The wild grass was drying, the autumn sun tipping it with gold, and the trees were at peak fall color, their leaves painted in brilliant shades of orange, yellow, and red. It looked like a painting, and I ran my hand over the long grass as I walked, letting the sound of the falls soothe my heavy heart.
Did Jace’s spirit linger here? Sometimes I was sure it did.
I opened the rusting iron gate that surrounded the tiny cemetery and walked past a series of old markers etched with the last name Mercer, my mother’s maiden name.
My mom wasn’t buried here. My dad hadn’t wanted it, and I’d been too young to insist. Now I felt a pang of regret. I hadn’t known her as a woman — she’d just been my mom — but I felt sure she wouldn’t have wanted to be buried in the newer cemetery in Blackwell Falls where the landscaping was spare, the grass clipped short, the markers clean and polished.
Here the grass grew untamed, interspersed with purple and yellow wildflowers in the summer. Goldfinches, robins, and bluebirds flitted from branch to branch, singing their cheerful songs while a mourning dove called from the trees. The markers were aged with wind and rain, some of them marred by time, the names etched on their surfaces harkening to a bygone era: Clara and Winifred, Truman and Wallace.
And always in the background was the sound of the falls, the Blackwell River tipping over the edge of the cliff and spilling into the pool below the house.
I knew more about my mom now. Knew she hadn’t liked being locked up in my dad’s modern mansion.
Like me.
She’d wanted to be free, had been in love with Mac back before he’d been president of the Blackwell Blades MC, back when he’d just been a guy, not much older than I was now, who liked to ride motorcycles.
I felt sure she would have wanted to be buried here.
Jace’s marker was cleaner than the rest, the granite smooth and unmarked.
Jace Kane
Beloved.
I tried not to think about the time when Jace’s marker would be worn like the rest. I couldn’t think about all the years ahead when I — whenwe— would have to live without him.
I lay in front of the marker like I almost always did. I knew his body wasn’t in the ground, it had been consumed by the fire at the Blades compound, but it made me feel closer to him. I’d done it all through the summer, looking up into the aged trees — oak and maple and hickory — that sheltered the cemetery.
Now I was looking up through a kaleidoscope of color, the October sky a vibrant shade of blue that it only ever was this time of year. In a couple months I’d have to wear a coat and boots to visit Jace, the ground covered with snow. The future stretched ahead, an interminable cycle of seasons I would have to live without him.
“I’m sorry,” I finally said. “I said I’d make them pay.”
I waited because sometimes Jace answered. I mean, he didn’t actually answer. I wasn’t that far gone. But sometimes Icould hear him in my mind as clearly as if we were having a conversation.
“Not in the mood to talk huh?” I said as the silence stretched. “You’re probably pissed.” I laughed even though tears had started leaking down my temples and into my hair. “You were probably telling me to get off my fucking ass all that time. I just… I don’t know how to do this without you.”
By “this” I meant figuring out who was behind the kidnapping of the girls, who had killed Jace. I meant life with Wolf and Otis. Would we always feel just a little bit incomplete?

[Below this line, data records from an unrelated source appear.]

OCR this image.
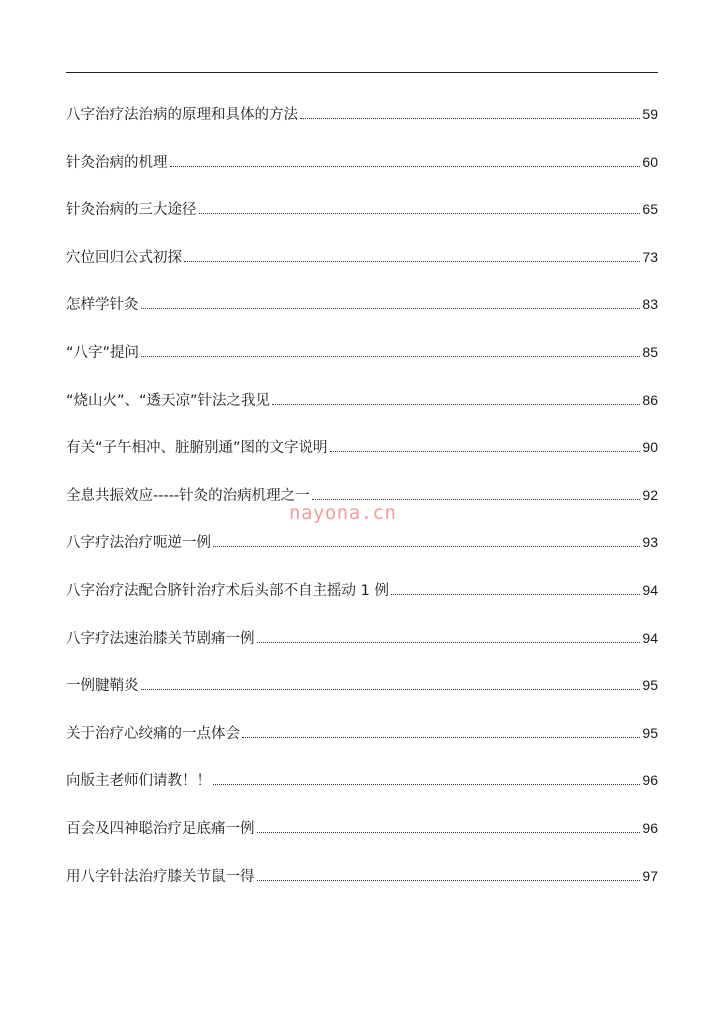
八字治疗法治病的原理和具体的方法	59
针灸治病的机理	60
针灸治病的三大途径	65
穴位回归公式初探	73
怎样学针灸	83
“八字”提问	85
“烧山火”、“透天凉”针法之我见	86
有关“子午相冲、脏腑别通”图的文字说明	90
全息共振效应-----针灸的治病机理之一	92
八字疗法治疗呃逆一例	93
八字治疗法配合脐针治疗术后头部不自主摇动 1 例	94
八字疗法速治膝关节剧痛一例	94
一例腱鞘炎	95
关于治疗心绞痛的一点体会	95
向版主老师们请教！！	96
百会及四神聪治疗足底痛一例	96
用八字针法治疗膝关节鼠一得	97
nayona.cn
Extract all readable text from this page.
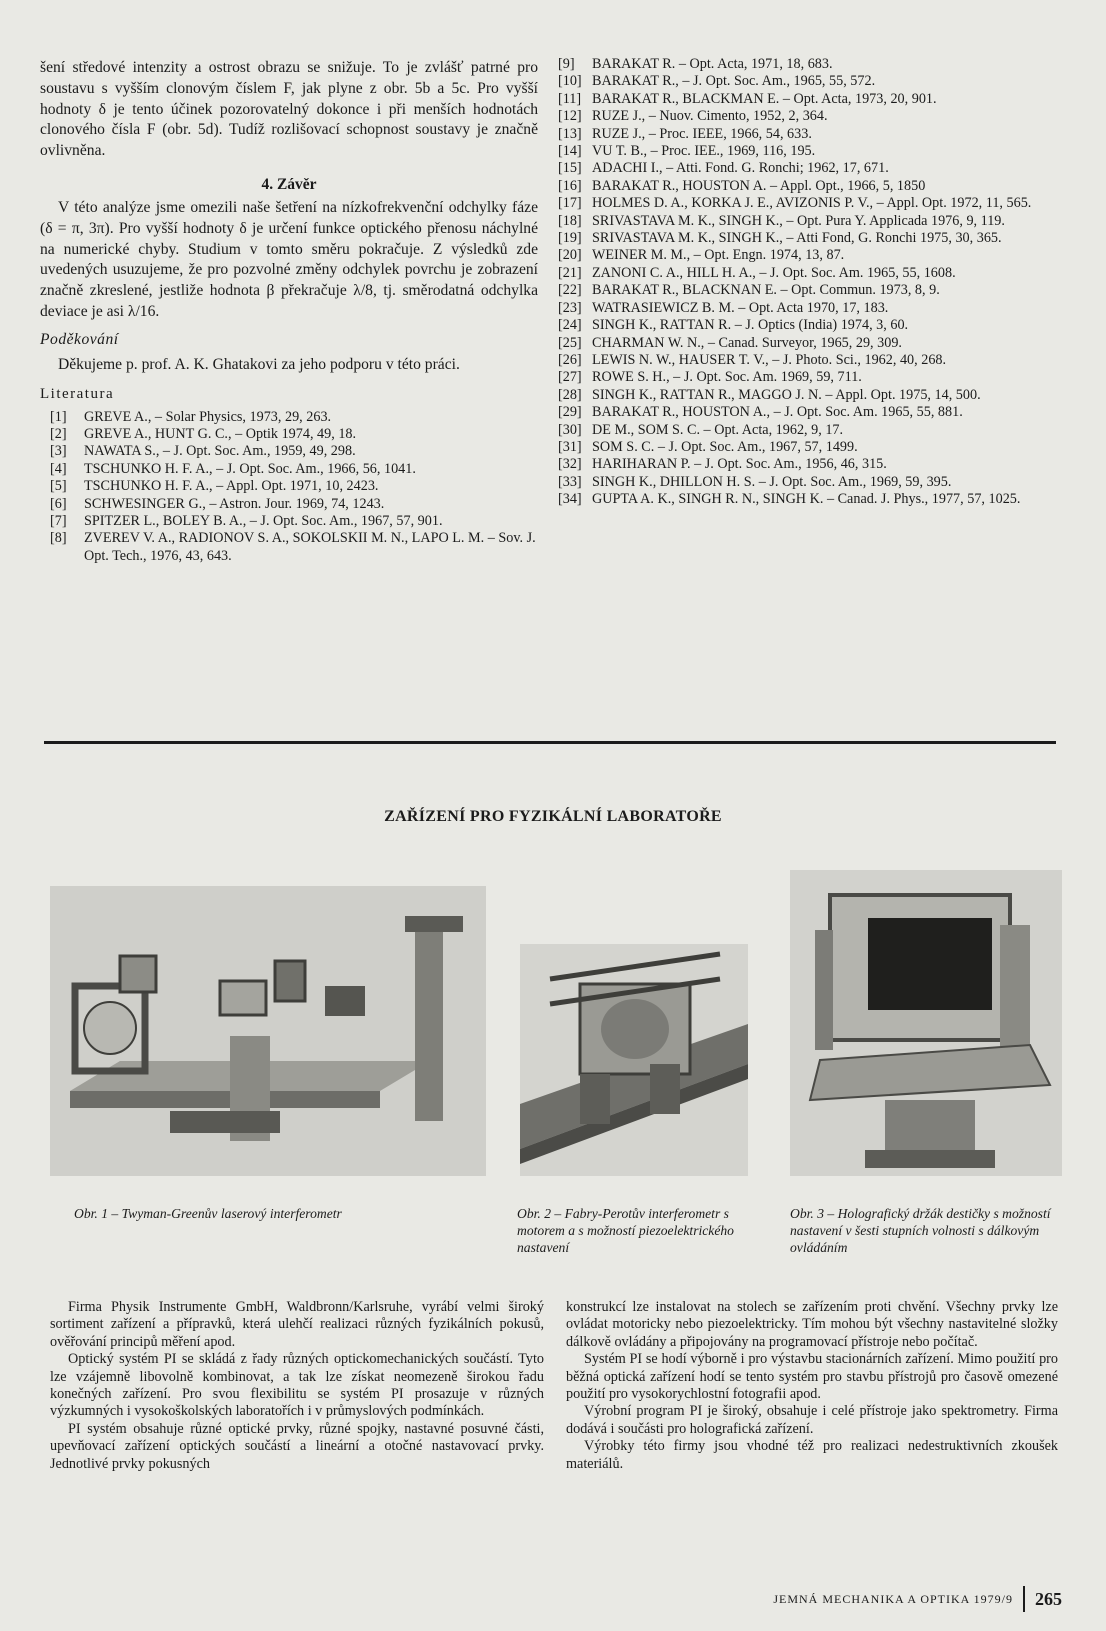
šení středové intenzity a ostrost obrazu se snižuje. To je zvlášť patrné pro soustavu s vyšším clonovým číslem F, jak plyne z obr. 5b a 5c. Pro vyšší hodnoty δ je tento účinek pozorovatelný dokonce i při menších hodnotách clonového čísla F (obr. 5d). Tudíž rozlišovací schopnost soustavy je značně ovlivněna.

4. Závěr

V této analýze jsme omezili naše šetření na nízkofrekvenční odchylky fáze (δ = π, 3π). Pro vyšší hodnoty δ je určení funkce optického přenosu náchylné na numerické chyby. Studium v tomto směru pokračuje. Z výsledků zde uvedených usuzujeme, že pro pozvolné změny odchylek povrchu je zobrazení značně zkreslené, jestliže hodnota β překračuje λ/8, tj. směrodatná odchylka deviace je asi λ/16.

Poděkování

Děkujeme p. prof. A. K. Ghatakovi za jeho podporu v této práci.

Literatura

[1]	GREVE A., – Solar Physics, 1973, 29, 263.
[2]	GREVE A., HUNT G. C., – Optik 1974, 49, 18.
[3]	NAWATA S., – J. Opt. Soc. Am., 1959, 49, 298.
[4]	TSCHUNKO H. F. A., – J. Opt. Soc. Am., 1966, 56, 1041.
[5]	TSCHUNKO H. F. A., – Appl. Opt. 1971, 10, 2423.
[6]	SCHWESINGER G., – Astron. Jour. 1969, 74, 1243.
[7]	SPITZER L., BOLEY B. A., – J. Opt. Soc. Am., 1967, 57, 901.
[8]	ZVEREV V. A., RADIONOV S. A., SOKOLSKII M. N., LAPO L. M. – Sov. J. Opt. Tech., 1976, 43, 643.
[9]	BARAKAT R. – Opt. Acta, 1971, 18, 683.
[10] BARAKAT R., – J. Opt. Soc. Am., 1965, 55, 572.
[11] BARAKAT R., BLACKMAN E. – Opt. Acta, 1973, 20, 901.
[12] RUZE J., – Nuov. Cimento, 1952, 2, 364.
[13] RUZE J., – Proc. IEEE, 1966, 54, 633.
[14] VU T. B., – Proc. IEE., 1969, 116, 195.
[15] ADACHI I., – Atti. Fond. G. Ronchi; 1962, 17, 671.
[16] BARAKAT R., HOUSTON A. – Appl. Opt., 1966, 5, 1850
[17] HOLMES D. A., KORKA J. E., AVIZONIS P. V., – Appl. Opt. 1972, 11, 565.
[18] SRIVASTAVA M. K., SINGH K., – Opt. Pura Y. Applicada 1976, 9, 119.
[19] SRIVASTAVA M. K., SINGH K., – Atti Fond, G. Ronchi 1975, 30, 365.
[20] WEINER M. M., – Opt. Engn. 1974, 13, 87.
[21] ZANONI C. A., HILL H. A., – J. Opt. Soc. Am. 1965, 55, 1608.
[22] BARAKAT R., BLACKNAN E. – Opt. Commun. 1973, 8, 9.
[23] WATRASIEWICZ B. M. – Opt. Acta 1970, 17, 183.
[24] SINGH K., RATTAN R. – J. Optics (India) 1974, 3, 60.
[25] CHARMAN W. N., – Canad. Surveyor, 1965, 29, 309.
[26] LEWIS N. W., HAUSER T. V., – J. Photo. Sci., 1962, 40, 268.
[27] ROWE S. H., – J. Opt. Soc. Am. 1969, 59, 711.
[28] SINGH K., RATTAN R., MAGGO J. N. – Appl. Opt. 1975, 14, 500.
[29] BARAKAT R., HOUSTON A., – J. Opt. Soc. Am. 1965, 55, 881.
[30] DE M., SOM S. C. – Opt. Acta, 1962, 9, 17.
[31] SOM S. C. – J. Opt. Soc. Am., 1967, 57, 1499.
[32] HARIHARAN P. – J. Opt. Soc. Am., 1956, 46, 315.
[33] SINGH K., DHILLON H. S. – J. Opt. Soc. Am., 1969, 59, 395.
[34] GUPTA A. K., SINGH R. N., SINGH K. – Canad. J. Phys., 1977, 57, 1025.
ZAŘÍZENÍ PRO FYZIKÁLNÍ LABORATOŘE
Obr. 1 – Twyman-Greenův laserový interferometr	Obr. 2 – Fabry-Perotův interferometr s motorem a s možností piezoelektrického nastavení
Obr. 3 – Holografický držák destičky s možností nastavení v šesti stupních volnosti s dálkovým ovládáním

Firma Physik Instrumente GmbH, Waldbronn/Karlsruhe, vyrábí velmi široký sortiment zařízení a přípravků, která ulehčí realizaci různých fyzikálních pokusů, ověřování principů měření apod.

Optický systém PI se skládá z řady různých optickomechanických součástí. Tyto lze vzájemně libovolně kombinovat, a tak lze získat neomezeně širokou řadu konečných zařízení. Pro svou flexibilitu se systém PI prosazuje v různých výzkumných i vysokoškolských laboratořích i v průmyslových podmínkách.

PI systém obsahuje různé optické prvky, různé spojky, nastavné posuvné části, upevňovací zařízení optických součástí a lineární a otočné nastavovací prvky. Jednotlivé prvky pokusných

konstrukcí lze instalovat na stolech se zařízením proti chvění. Všechny prvky lze ovládat motoricky nebo piezoelektricky. Tím mohou být všechny nastavitelné složky dálkově ovládány a připojovány na programovací přístroje nebo počítač.

Systém PI se hodí výborně i pro výstavbu stacionárních zařízení. Mimo použití pro běžná optická zařízení hodí se tento systém pro stavbu přístrojů pro časově omezené použití pro vysokorychlostní fotografii apod.

Výrobní program PI je široký, obsahuje i celé přístroje jako spektrometry. Firma dodává i součásti pro holografická zařízení.

Výrobky této firmy jsou vhodné též pro realizaci nedestruktivních zkoušek materiálů.

JEMNÁ MECHANIKA A OPTIKA 1979/9 265
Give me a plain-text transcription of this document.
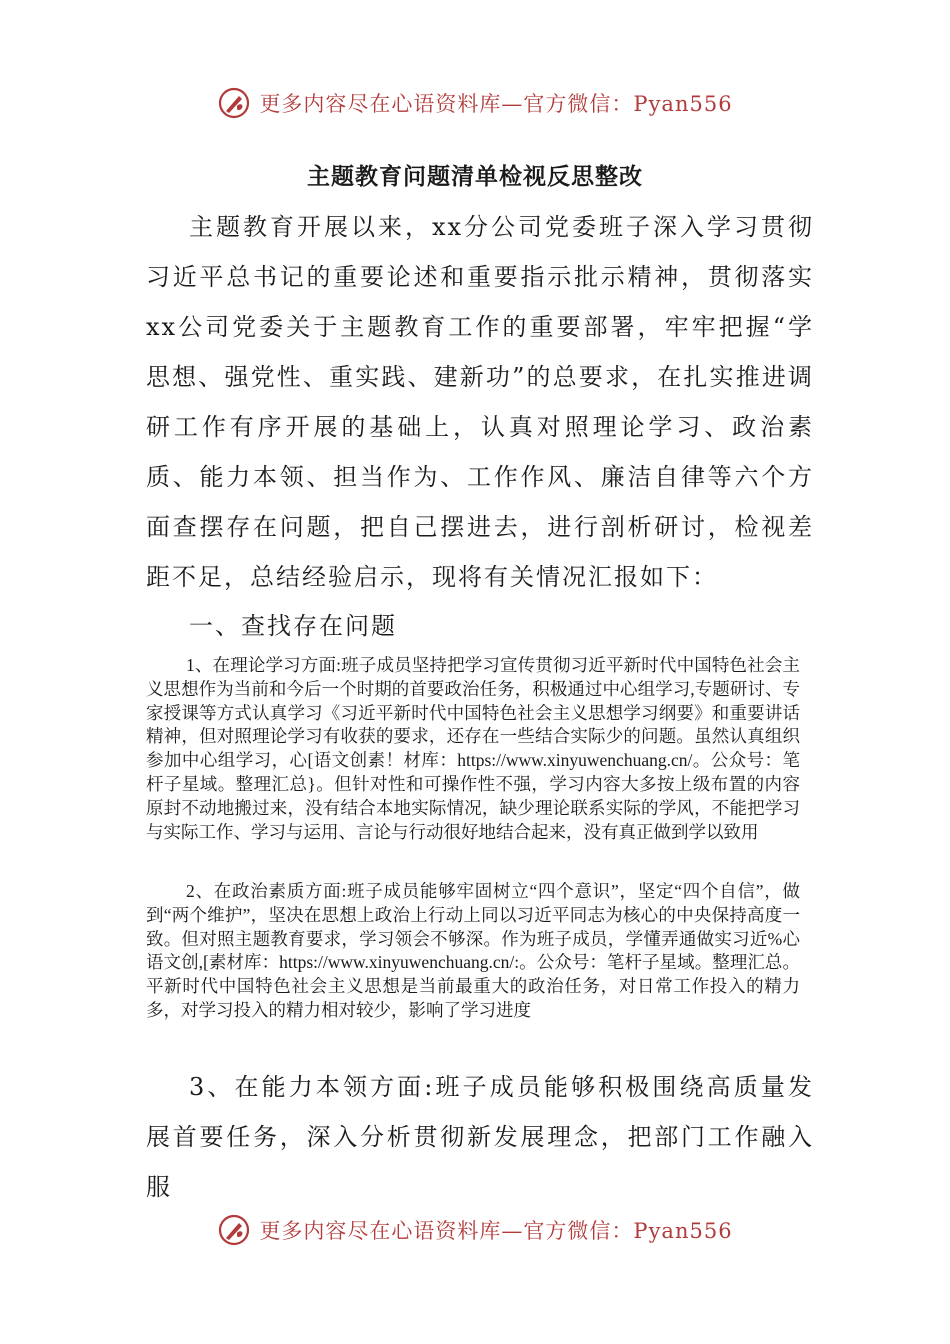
更多内容尽在心语资料库—官方微信：Pyan556
主题教育问题清单检视反思整改

主题教育开展以来，xx分公司党委班子深入学习贯彻习近平总书记的重要论述和重要指示批示精神，贯彻落实xx公司党委关于主题教育工作的重要部署，牢牢把握“学思想、强党性、重实践、建新功”的总要求，在扎实推进调研工作有序开展的基础上，认真对照理论学习、政治素质、能力本领、担当作为、工作作风、廉洁自律等六个方面查摆存在问题，把自己摆进去，进行剖析研讨，检视差距不足，总结经验启示，现将有关情况汇报如下：

一、查找存在问题

1、在理论学习方面:班子成员坚持把学习宣传贯彻习近平新时代中国特色社会主义思想作为当前和今后一个时期的首要政治任务，积极通过中心组学习,专题研讨、专家授课等方式认真学习《习近平新时代中国特色社会主义思想学习纲要》和重要讲话精神，但对照理论学习有收获的要求，还存在一些结合实际少的问题。虽然认真组织参加中心组学习，心[语文创素！材库：https://www.xinyuwenchuang.cn/。公众号：笔杆子星域。整理汇总}。但针对性和可操作性不强，学习内容大多按上级布置的内容原封不动地搬过来，没有结合本地实际情况，缺少理论联系实际的学风，不能把学习与实际工作、学习与运用、言论与行动很好地结合起来，没有真正做到学以致用

2、在政治素质方面:班子成员能够牢固树立“四个意识”，坚定“四个自信”，做到“两个维护”，坚决在思想上政治上行动上同以习近平同志为核心的中央保持高度一致。但对照主题教育要求，学习领会不够深。作为班子成员，学懂弄通做实习近%心语文创,[素材库：https://www.xinyuwenchuang.cn/:。公众号：笔杆子星域。整理汇总。平新时代中国特色社会主义思想是当前最重大的政治任务，对日常工作投入的精力多，对学习投入的精力相对较少，影响了学习进度

3、在能力本领方面:班子成员能够积极围绕高质量发展首要任务，深入分析贯彻新发展理念，把部门工作融入服

更多内容尽在心语资料库—官方微信：Pyan556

Just keep moving, princess. Just keep moving.
“Now you want to talk,” I said.
A breeze blew through the trees over my head. Even the wind sounded different in fall, rustling the papery leaves, tossing more and more of them to the ground. I almost swore I caught Jace’s scent on the breeze, remnants of the expensive cologne he wore when we went out mingled with wood smoke and the subtle tang of his sweat.
“I know I need to get my shit together,” I said. “Stop sleeping. Start fighting.”
Start avenging.
A black crow circled above, then swooped down to land on Jace’s gravestone. I was almost positive it was the same one I’d seen the day of his wake, the same one I saw all the time when I came to visit Jace.
“I guess what I’m saying is, I might not be able to come every day for a while,” I said. “I’ll try, but…” I didn’t know how to tell him that coming here was making me sick. When I came to the cemetery I felt myself slipping into another world, one where the veil between life and death was too thin. A world where the dead weren’t really dead. To find out what had happened to Jace — and the girls — I needed to live in the real world. “You’re right. I need to keep moving.”
I got to my feet and brushed off the leaves that clung to my workout clothes. I needed to shower. Then I needed to sit down and make some notes, catalog everything we knew. Not just about the girls and the stalker who’d been warning me off but about the Blades compound and Mac and my mom too.
Because somehow it was all connected. I didn’t know how I knew. I just did.
The crow was still on Jace’s gravestone. That was something I’d learned about it, one of the reasons I was sure it was the same one: it was unbothered by my movements. It came when it wanted and stayed until it was ready to leave.